When I started G9 the previous failure was recent (and I had not fully recovered self confidence). I didn't wanted to involve external capital or strangers until I had some level of validation. We started doing some consultancy and used that revenue to build the foundations of G9. With those resources we built the first MVP, presented the idea to SMASSA (Málaga Parking and Services Local Company) and Telefónica and they immediately agreed to sign a contract with us which helped us a lot to build the first version of the service. After that, I got in touch with a few people and raised some seed capital and partners on board. Overall, the company financial resources are sourced from bootstrapping by nearly a 90%. The hardest part of bootstrapping is choosing the right works to do. Those which provides both financial revenue and strategic resources to the project. Sometimes it was hard to say "No" to certain proposals, specially when we were financially constrained, but it’s very easy to lose focus if you don’t choose the right path.
Where do you see G9 in 5 years?
Think about what happens when you switch the light on. Something that looks so simple works because there's a huge structure and armies of people taking care of electricity to arrive to our houses. We want to do something similar with the cities services. I really believe that we will be involved in many different urban services, making their usage as easy as switching the light on. Probably users won’t know we are there, but we will be an invaluable part of making their lives easier. G9 will be a place where people will love what they do and we will all have a shared vision. That was the main idea when I founded G9. Now I think that idea has become our dream.
Your startup is located in Marbella (Spain), a paradise to live but with a lack of entrepreneurial ecosystem. How are you coping with that? What do you miss in south of Spain?
Building a project in Marbella has a big plus. The weather, the city and the people is awesome. Our offices are 5 minutes to the beach and you can see how that changes the way the team think, acts, create… It adds salt and pepper to everything we create.

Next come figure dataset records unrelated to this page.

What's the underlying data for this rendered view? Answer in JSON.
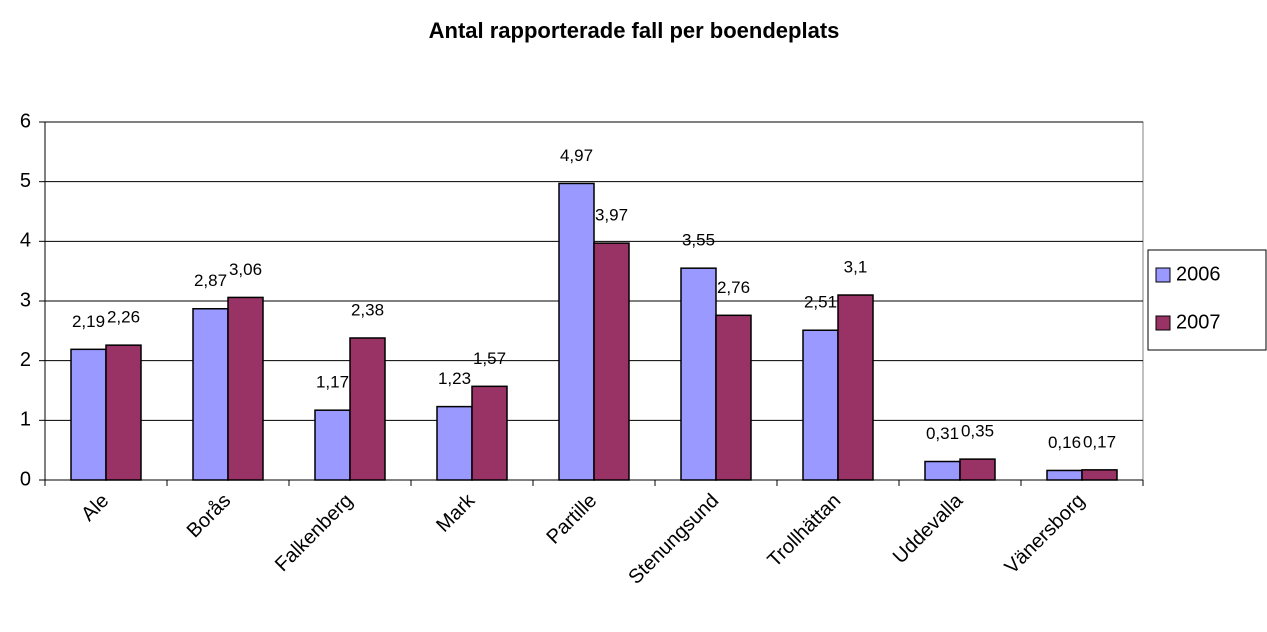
{
  "chart_data": {
    "type": "bar",
    "title": "Antal rapporterade fall per boendeplats",
    "categories": [
      "Ale",
      "Borås",
      "Falkenberg",
      "Mark",
      "Partille",
      "Stenungsund",
      "Trollhättan",
      "Uddevalla",
      "Vänersborg"
    ],
    "series": [
      {
        "name": "2006",
        "color": "#9999ff",
        "values": [
          2.19,
          2.87,
          1.17,
          1.23,
          4.97,
          3.55,
          2.51,
          0.31,
          0.16
        ],
        "value_labels": [
          "2,19",
          "2,87",
          "1,17",
          "1,23",
          "4,97",
          "3,55",
          "2,51",
          "0,31",
          "0,16"
        ]
      },
      {
        "name": "2007",
        "color": "#993366",
        "values": [
          2.26,
          3.06,
          2.38,
          1.57,
          3.97,
          2.76,
          3.1,
          0.35,
          0.17
        ],
        "value_labels": [
          "2,26",
          "3,06",
          "2,38",
          "1,57",
          "3,97",
          "2,76",
          "3,1",
          "0,35",
          "0,17"
        ]
      }
    ],
    "ylim": [
      0,
      6
    ],
    "yticks": [
      0,
      1,
      2,
      3,
      4,
      5,
      6
    ],
    "grid": true,
    "legend": "right"
  }
}
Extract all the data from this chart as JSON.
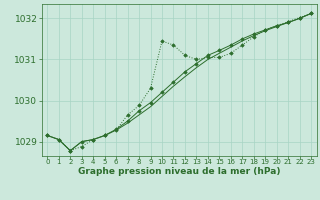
{
  "title": "Graphe pression niveau de la mer (hPa)",
  "background_color": "#cce8dc",
  "grid_color": "#a8d4c4",
  "line_color": "#2d6e2d",
  "marker_color": "#2d6e2d",
  "xlim": [
    -0.5,
    23.5
  ],
  "ylim": [
    1028.65,
    1032.35
  ],
  "yticks": [
    1029,
    1030,
    1031,
    1032
  ],
  "xticks": [
    0,
    1,
    2,
    3,
    4,
    5,
    6,
    7,
    8,
    9,
    10,
    11,
    12,
    13,
    14,
    15,
    16,
    17,
    18,
    19,
    20,
    21,
    22,
    23
  ],
  "series1_x": [
    0,
    1,
    2,
    3,
    4,
    5,
    6,
    7,
    8,
    9,
    10,
    11,
    12,
    13,
    14,
    15,
    16,
    17,
    18,
    19,
    20,
    21,
    22,
    23
  ],
  "series1_y": [
    1029.15,
    1029.05,
    1028.78,
    1028.88,
    1029.05,
    1029.15,
    1029.28,
    1029.65,
    1029.88,
    1030.3,
    1031.45,
    1031.35,
    1031.1,
    1031.0,
    1031.05,
    1031.05,
    1031.15,
    1031.35,
    1031.55,
    1031.72,
    1031.82,
    1031.92,
    1032.02,
    1032.12
  ],
  "series2_x": [
    0,
    1,
    2,
    3,
    4,
    5,
    6,
    7,
    8,
    9,
    10,
    11,
    12,
    13,
    14,
    15,
    16,
    17,
    18,
    19,
    20,
    21,
    22,
    23
  ],
  "series2_y": [
    1029.15,
    1029.05,
    1028.78,
    1029.0,
    1029.05,
    1029.15,
    1029.3,
    1029.5,
    1029.75,
    1029.95,
    1030.2,
    1030.45,
    1030.7,
    1030.9,
    1031.1,
    1031.22,
    1031.35,
    1031.5,
    1031.62,
    1031.72,
    1031.82,
    1031.9,
    1032.0,
    1032.12
  ],
  "series3_x": [
    0,
    1,
    2,
    3,
    4,
    5,
    6,
    7,
    8,
    9,
    10,
    11,
    12,
    13,
    14,
    15,
    16,
    17,
    18,
    19,
    20,
    21,
    22,
    23
  ],
  "series3_y": [
    1029.15,
    1029.05,
    1028.78,
    1029.0,
    1029.05,
    1029.15,
    1029.28,
    1029.45,
    1029.65,
    1029.85,
    1030.1,
    1030.35,
    1030.58,
    1030.8,
    1031.0,
    1031.15,
    1031.3,
    1031.45,
    1031.58,
    1031.7,
    1031.8,
    1031.9,
    1032.0,
    1032.12
  ],
  "ytick_fontsize": 6.5,
  "xtick_fontsize": 5.0,
  "xlabel_fontsize": 6.5
}
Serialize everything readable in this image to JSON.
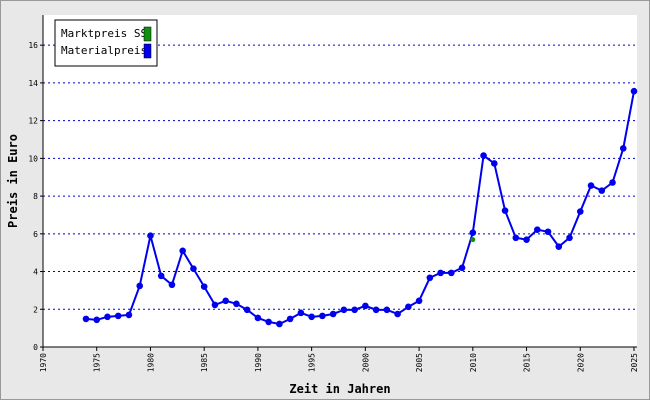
{
  "chart_data": {
    "type": "line",
    "xlabel": "Zeit in Jahren",
    "ylabel": "Preis in Euro",
    "xlim": [
      1970,
      2025
    ],
    "xticks": [
      1970,
      1975,
      1980,
      1985,
      1990,
      1995,
      2000,
      2005,
      2010,
      2015,
      2020,
      2025
    ],
    "ylim": [
      0,
      17.6
    ],
    "yticks": [
      0,
      2,
      4,
      6,
      8,
      10,
      12,
      14,
      16
    ],
    "grid": true,
    "legend": "upper left",
    "series": [
      {
        "name": "Marktpreis SS",
        "color": "#109010",
        "x": [
          2010
        ],
        "values": [
          5.69
        ]
      },
      {
        "name": "Materialpreis",
        "color": "#0000ee",
        "x": [
          1974,
          1975,
          1976,
          1977,
          1978,
          1979,
          1980,
          1981,
          1982,
          1983,
          1984,
          1985,
          1986,
          1987,
          1988,
          1989,
          1990,
          1991,
          1992,
          1993,
          1994,
          1995,
          1996,
          1997,
          1998,
          1999,
          2000,
          2001,
          2002,
          2003,
          2004,
          2005,
          2006,
          2007,
          2008,
          2009,
          2010,
          2011,
          2012,
          2013,
          2014,
          2015,
          2016,
          2017,
          2018,
          2019,
          2020,
          2021,
          2022,
          2023,
          2024,
          2025
        ],
        "values": [
          1.49,
          1.44,
          1.6,
          1.65,
          1.7,
          3.24,
          5.9,
          3.77,
          3.3,
          5.1,
          4.15,
          3.2,
          2.23,
          2.45,
          2.29,
          1.97,
          1.54,
          1.33,
          1.22,
          1.49,
          1.81,
          1.6,
          1.65,
          1.75,
          1.97,
          1.97,
          2.18,
          1.97,
          1.97,
          1.75,
          2.13,
          2.45,
          3.67,
          3.93,
          3.93,
          4.2,
          6.06,
          10.15,
          9.73,
          7.23,
          5.79,
          5.69,
          6.22,
          6.11,
          5.32,
          5.79,
          7.18,
          8.56,
          8.29,
          8.72,
          10.53,
          13.56
        ]
      }
    ]
  }
}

On the other hand, as you say, there’s a great lack of an entrepreneurial ecosystem. That really raises the difficulty of building a startup. It’s difficult to find the right people, the right resources, the right investors. It's difficult to find people to share your ideas with and exchange opinions. There’s a lack of value creation culture. Things have changed in the last 3 or 4 last years, and will keep changing the next years. I hope people responsible of pushing for that don’t forget that building an ecosystem goes beyond creating accelerators and incubators and that quality should prevail over quantity.
Your involvement with the startup ecosystem is awesome. You are always willing to help entrepreneurs. What moves you to do this?
Since I started my first company 15 years ago I’ve run into every possible problem and did every possible mistake you could imagine. And those mistakes come at a high personal cost. In Spain we are not educated in failure and failing can be a big sin. I want to put my bit in changing that. I believe my experience can help others in having higher chances of success and in case they fail, do it in an orderly way.
Your big mistake?
Not measuring the risks of failure correctly. Many times, we are so in love of the ideas, projects or products we develop that we forget that we can fail. Failure is a keystone in the learning process. But, if you are not ready to fail, even a small mistake can transform a whole project into an epic fail.
What one piece of advice would you like to give to those who want to transform an idea into a business?
Always question yourself. Find the real reason for doing everything you do and always keep and eye in the mid and long term.